Quote Originally Posted by Kyutaru View Post
No, why would it? Do you have an alternate method of doing the same task that functions better and simpler than XP? Video games use it for the same purpose, discouraging players from going back to old zones with weak enemies and effortlessly racking up progression strength. Often you can do this to some extent for farming if higher enemies are too strong for your team but it's much less efficient and grindy, promoting again the idea that taking on stronger challenges is worthwhile while not completely isolating players who are unable to do so. Similarly, if Crafting gives XP, the game devs want you to craft. If murdering every bunny you see gives no XP then the devs don't want you to go on mass killing sprees of the NPC fauna. Sometimes they'll even include it as a joke and give 1 xp. Feel free to kill 800,000 bunnies to level up (disincentive without banning).
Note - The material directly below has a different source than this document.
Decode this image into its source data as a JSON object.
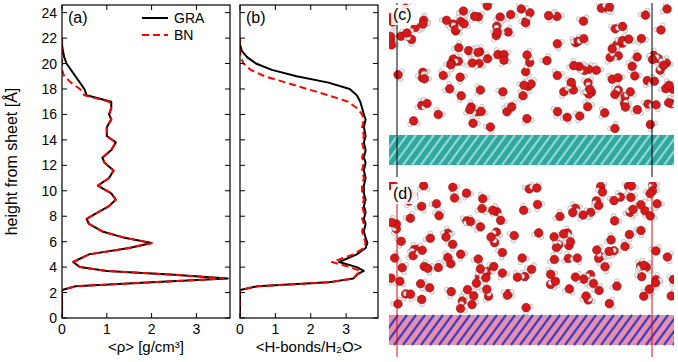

Like all things in the book, it's one idea DMs are free to take or leave. Variant suggestions exist because the idea is not definitive or mandatory for the game experience. You are free to take as much or as little of the book as you want, establishing the rules as guidelines rather than a war game's hard-and-fast strict structure of permissions. It's a mechanic that facilitates what it aims to do -- assist the storyteller.
I see no reason to replace XP with anything. It's useless and serves almost no point within a table top RPG.

For the DM, variants of XP can be a pacing tool, though the games I am thinking of where XP drives playstyle (good looted = xp), also dole out xp too slow for my players to retain interest.